Thursday, March 1, 2012

The Curse of Knowing

Many of us with neuro issues, particularly issues that involve obsessive/compulsive tendencies share a common trait.  We are hyper observant.   Something has been switched on in our brains.  We see EVERYTHING!!  We remember EVERYTHING!!  Maybe not everything from a literal perspective, but minute detail and intricate patterns appear in our view like graffiti scribbled on the walls of reality. 

In my case it's "people details".  My brain automatically builds an image of a person's "normal state".  Even the slightest variations appear in glaring contrast against my brain's image of a given person's "norms".  Subconsciously, the intricacies of hair, clothes, gait, tone of voice, facial expressions, vocal rhythms, etc. are warehoused compared at every encounter.  I see everything.  My opinion of the person "under observation" is immaterial.  I seemingly know everything observable about people I can't stand. 

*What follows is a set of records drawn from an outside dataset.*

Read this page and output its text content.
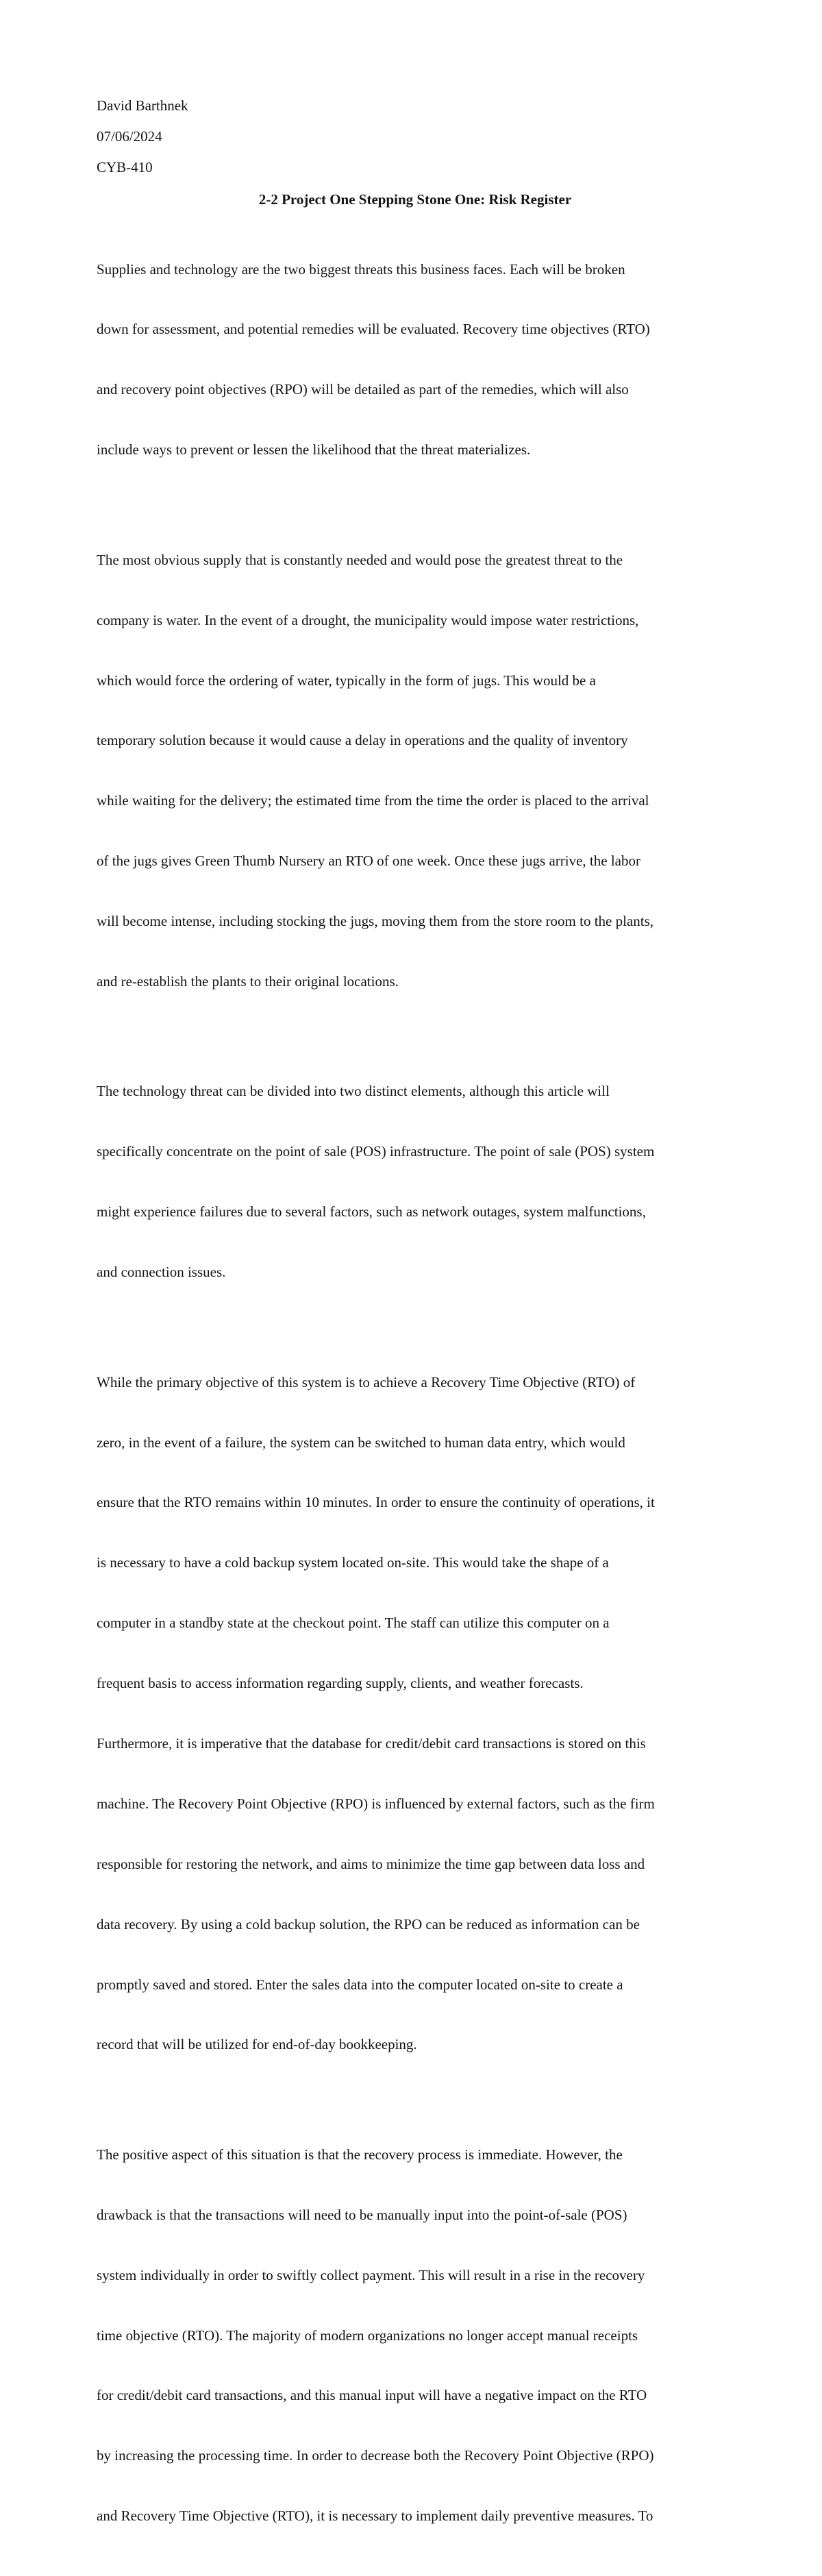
David Barthnek
07/06/2024
CYB-410
2-2 Project One Stepping Stone One: Risk Register

Supplies and technology are the two biggest threats this business faces. Each will be broken

down for assessment, and potential remedies will be evaluated. Recovery time objectives (RTO)

and recovery point objectives (RPO) will be detailed as part of the remedies, which will also

include ways to prevent or lessen the likelihood that the threat materializes.

The most obvious supply that is constantly needed and would pose the greatest threat to the

company is water. In the event of a drought, the municipality would impose water restrictions,

which would force the ordering of water, typically in the form of jugs. This would be a

temporary solution because it would cause a delay in operations and the quality of inventory

while waiting for the delivery; the estimated time from the time the order is placed to the arrival

of the jugs gives Green Thumb Nursery an RTO of one week. Once these jugs arrive, the labor

will become intense, including stocking the jugs, moving them from the store room to the plants,

and re-establish the plants to their original locations.

The technology threat can be divided into two distinct elements, although this article will

specifically concentrate on the point of sale (POS) infrastructure. The point of sale (POS) system

might experience failures due to several factors, such as network outages, system malfunctions,

and connection issues.

While the primary objective of this system is to achieve a Recovery Time Objective (RTO) of

zero, in the event of a failure, the system can be switched to human data entry, which would

ensure that the RTO remains within 10 minutes. In order to ensure the continuity of operations, it

is necessary to have a cold backup system located on-site. This would take the shape of a

computer in a standby state at the checkout point. The staff can utilize this computer on a

frequent basis to access information regarding supply, clients, and weather forecasts.

Furthermore, it is imperative that the database for credit/debit card transactions is stored on this

machine. The Recovery Point Objective (RPO) is influenced by external factors, such as the firm

responsible for restoring the network, and aims to minimize the time gap between data loss and

data recovery. By using a cold backup solution, the RPO can be reduced as information can be

promptly saved and stored. Enter the sales data into the computer located on-site to create a

record that will be utilized for end-of-day bookkeeping.

The positive aspect of this situation is that the recovery process is immediate. However, the

drawback is that the transactions will need to be manually input into the point-of-sale (POS)

system individually in order to swiftly collect payment. This will result in a rise in the recovery

time objective (RTO). The majority of modern organizations no longer accept manual receipts

for credit/debit card transactions, and this manual input will have a negative impact on the RTO

by increasing the processing time. In order to decrease both the Recovery Point Objective (RPO)

and Recovery Time Objective (RTO), it is necessary to implement daily preventive measures. To
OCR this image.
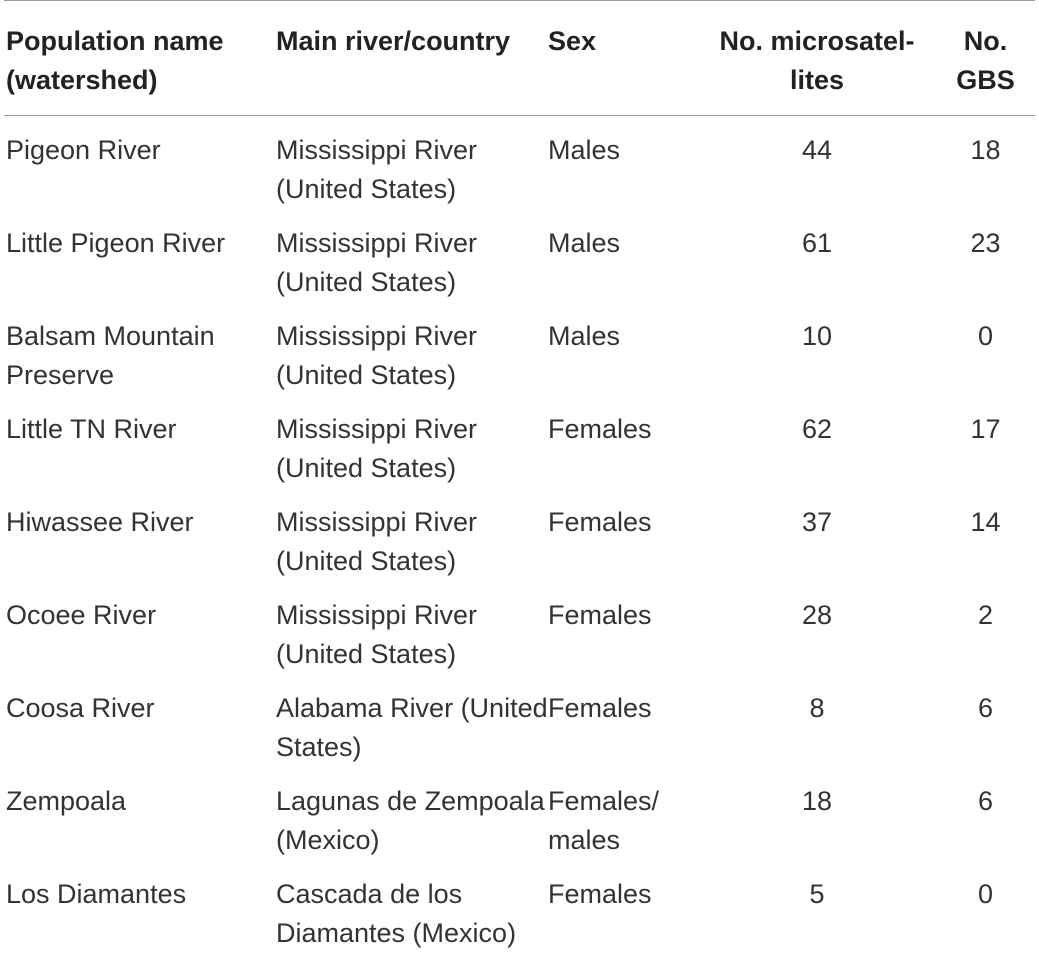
Population name (watershed)	Main river/country	Sex	No. microsatel-lites	No. GBS
Pigeon River	Mississippi River (United States)	Males	44	18
Little Pigeon River	Mississippi River (United States)	Males	61	23
Balsam Mountain Preserve	Mississippi River (United States)	Males	10	0
Little TN River	Mississippi River (United States)	Females	62	17
Hiwassee River	Mississippi River (United States)	Females	37	14
Ocoee River	Mississippi River (United States)	Females	28	2
Coosa River	Alabama River (United States)	Females	8	6
Zempoala	Lagunas de Zempoala (Mexico)	Females/ males	18	6
Los Diamantes	Cascada de los Diamantes (Mexico)	Females	5	0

With the years I've learned to try and hide the observation.  Allowing the subconscious to drive my eyes and ears makes me appear either inattentive, or inappropriately overattentive.  I dare not divulge just how much "I know".  That frightens the natives.  They think I'm creepy.

It's taken me most of my life to come to trust this little "glitch" in my wiring.  I've learned to heed my "gut feel" for a situation or person the hard way.  The observations are almost never wrong.  That is the real problem with them.  Were they often wrong, I could gleefully dismiss them as transient thoughts triggered by Tourette's and go about my merry way. 

I know too much.  Words lie.  Smiles deceive.   The small "tells" in body language and vocal inflection never do.  Superficial interactions don't fool me.  Platitudes ring hollow and cheap.   Lies have a certain "smell".    Every human interaction is accompanied by an unstoppable barrage of subtext.  There is no mystery in the denouement, whether happy or sad, benevolent or malevolent.  I saw it coming.  If I listened, I knew.  If I ignored, I become immediately aware of what my brain was trying to tell me all along.  My greatest disappointment is that which I have in myself.  

Nathan showed signs of this same ability at an early age.  He's still learning, but I fully believe that our wiring is quite similar.  Knowing first hand the path he will be forced to walk saddens me.

Knowing is my blessing and my curse.  I've learned to use what I see for benevolent ends.  Unfortunately, there's no "off switch".  I can't choose to "not know".  The superficialities and "white lies" that grease the wheels of human interaction stick and grind like sand in the gears of my mind and emotions. 

It is in this that I feel most "alien".  I live in a world of "form over substance", driven by a brain that demands substance and discounts form.  My charade continues.  Pay no attention to "the man behind the curtain".   He knows too much.